Con "Melancholy Romance" e "Don't Check The Sun" si seguono i cliché sin qui stabiliti, emo-punk-rock nudo e crudo; strofa/ritornello, strofa/ritornello, senza voler cercare qualcosa di più particolare e significativo, ma puntando, invece, tutto sull'impeto e l'energia esecutiva, che ti prende e coinvolge facendoti battere il piede a tempo. Bravi, davvero bravi.
L' impronta rock prende il sopravvento in "Redemption", andando a creare una semi-ballad, impetuosa ed avvolgente, arricchita da brevi inserti di pianoforte ed archi, che ne impreziosiscono le melodie e ne valorizzano le aperture strumentali. Certamente un qualcosa di già sentito, ma allo stesso tempo, assolutamente vincente. Non c'è che dire.
Mentre in "Monster" viene lasciato libero sfogo alla rabbia ed alla velocità, tanto da risultare un bel pugno in faccia, in "Letter >From September", nono brano in scaletta, l'accostamento ai blasonati Blink 182 è palese e d'obbligo, anche se in questo caso il lavoro delle chitarre, continuamente armonizzate e fautrici di riff accattivanti, è da considerarsi ottimo.

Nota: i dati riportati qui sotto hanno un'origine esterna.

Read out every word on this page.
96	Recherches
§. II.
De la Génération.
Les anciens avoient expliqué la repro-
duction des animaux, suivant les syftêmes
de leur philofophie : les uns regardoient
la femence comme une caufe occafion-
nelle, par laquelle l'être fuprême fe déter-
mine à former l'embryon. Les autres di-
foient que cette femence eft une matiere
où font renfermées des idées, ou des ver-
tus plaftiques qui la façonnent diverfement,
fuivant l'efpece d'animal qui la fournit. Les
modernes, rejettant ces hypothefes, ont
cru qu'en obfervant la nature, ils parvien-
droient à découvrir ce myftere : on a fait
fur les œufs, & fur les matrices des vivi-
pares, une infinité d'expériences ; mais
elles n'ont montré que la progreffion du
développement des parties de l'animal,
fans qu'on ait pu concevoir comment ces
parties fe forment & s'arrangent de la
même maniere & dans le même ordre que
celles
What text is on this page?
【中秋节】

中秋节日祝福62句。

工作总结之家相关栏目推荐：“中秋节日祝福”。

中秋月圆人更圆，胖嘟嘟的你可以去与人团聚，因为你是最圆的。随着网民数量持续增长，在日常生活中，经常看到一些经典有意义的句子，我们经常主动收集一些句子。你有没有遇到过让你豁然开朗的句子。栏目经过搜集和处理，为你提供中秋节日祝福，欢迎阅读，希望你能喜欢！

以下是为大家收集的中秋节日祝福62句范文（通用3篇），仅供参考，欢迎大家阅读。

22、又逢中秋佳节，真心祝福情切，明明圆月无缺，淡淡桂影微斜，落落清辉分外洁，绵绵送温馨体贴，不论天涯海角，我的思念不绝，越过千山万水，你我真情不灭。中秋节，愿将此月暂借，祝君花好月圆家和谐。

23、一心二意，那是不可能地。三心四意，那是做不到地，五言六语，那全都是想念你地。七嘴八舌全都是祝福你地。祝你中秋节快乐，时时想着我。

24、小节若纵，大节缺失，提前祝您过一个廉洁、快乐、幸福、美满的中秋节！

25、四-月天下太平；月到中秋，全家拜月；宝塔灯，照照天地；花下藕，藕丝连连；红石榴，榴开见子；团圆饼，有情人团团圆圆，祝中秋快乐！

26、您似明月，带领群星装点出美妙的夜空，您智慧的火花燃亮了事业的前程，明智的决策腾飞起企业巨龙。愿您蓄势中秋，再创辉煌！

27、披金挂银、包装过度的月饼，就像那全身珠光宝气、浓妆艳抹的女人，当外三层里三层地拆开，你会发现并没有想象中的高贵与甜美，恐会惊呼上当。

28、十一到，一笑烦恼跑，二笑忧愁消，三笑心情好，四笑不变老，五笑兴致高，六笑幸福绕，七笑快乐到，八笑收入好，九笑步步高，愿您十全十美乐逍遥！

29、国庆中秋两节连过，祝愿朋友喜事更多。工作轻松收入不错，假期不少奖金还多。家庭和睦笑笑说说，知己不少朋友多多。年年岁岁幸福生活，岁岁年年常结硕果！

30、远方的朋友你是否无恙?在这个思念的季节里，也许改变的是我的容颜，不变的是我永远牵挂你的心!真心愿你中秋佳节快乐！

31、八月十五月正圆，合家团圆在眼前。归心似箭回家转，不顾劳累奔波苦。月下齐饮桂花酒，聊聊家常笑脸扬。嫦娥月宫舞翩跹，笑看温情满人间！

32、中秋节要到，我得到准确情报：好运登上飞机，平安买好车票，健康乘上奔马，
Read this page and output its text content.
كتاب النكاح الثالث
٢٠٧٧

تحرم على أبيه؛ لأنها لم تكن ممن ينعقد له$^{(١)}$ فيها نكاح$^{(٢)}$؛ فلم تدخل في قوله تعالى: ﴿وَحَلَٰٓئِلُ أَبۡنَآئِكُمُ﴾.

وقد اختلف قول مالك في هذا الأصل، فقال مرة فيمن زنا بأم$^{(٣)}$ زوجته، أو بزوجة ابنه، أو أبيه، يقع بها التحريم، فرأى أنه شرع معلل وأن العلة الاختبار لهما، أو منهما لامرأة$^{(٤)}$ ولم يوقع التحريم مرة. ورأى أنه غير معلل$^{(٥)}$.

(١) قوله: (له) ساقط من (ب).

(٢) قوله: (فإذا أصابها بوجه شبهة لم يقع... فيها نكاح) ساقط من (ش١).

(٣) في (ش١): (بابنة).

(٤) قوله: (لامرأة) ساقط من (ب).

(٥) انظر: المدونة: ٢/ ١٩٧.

Le ritmiche e l'incedere tipici del punk trovano un connubio quasi perfetto nella maggior potenza ed armonia del rock, caratterizzando la buona ed intensa "Dreadful", mentre a chiudere questo buonissimo lavoro per i nostri tocca a "My Voice Inside", dove ancora una volta la melodia la fa da padrona, aiutata nel caso da ottime linee vocali, pacate e sentite sulle strofe, ricche di potenza e molto più aperte sui ritornelli.
Davvero un bel gruppo questi Back One Out, tecnicamente preparati, buoni conoscitori dei generi di riferimento e che, grazie ad una produzione cristallina e professionale, non sembrano aver niente da invidiare ai gruppi più famosi e conosciuti in ambito internazionale, risultando sempre e comunque convincenti e, soprattutto, appaganti; certo l'effetto dejavù sembra essere sempre dietro l'angolo, e quasi ogni singolo passaggio è riconducibile verso un qualcosa di già sentito, ma questo non è necessariamente un problema; considero la loro musica come un semplice e valido metodo per estraniarsi dal tutto, lasciarsi andare e ricaricarsi, gustandone a piano la genuinità e lo spirito esecutivo, pur non peccando d'originalità. Un singolo ben pompato da radio o TV ed il salto di qualità sarebbe inevitabile. Rigeneranti.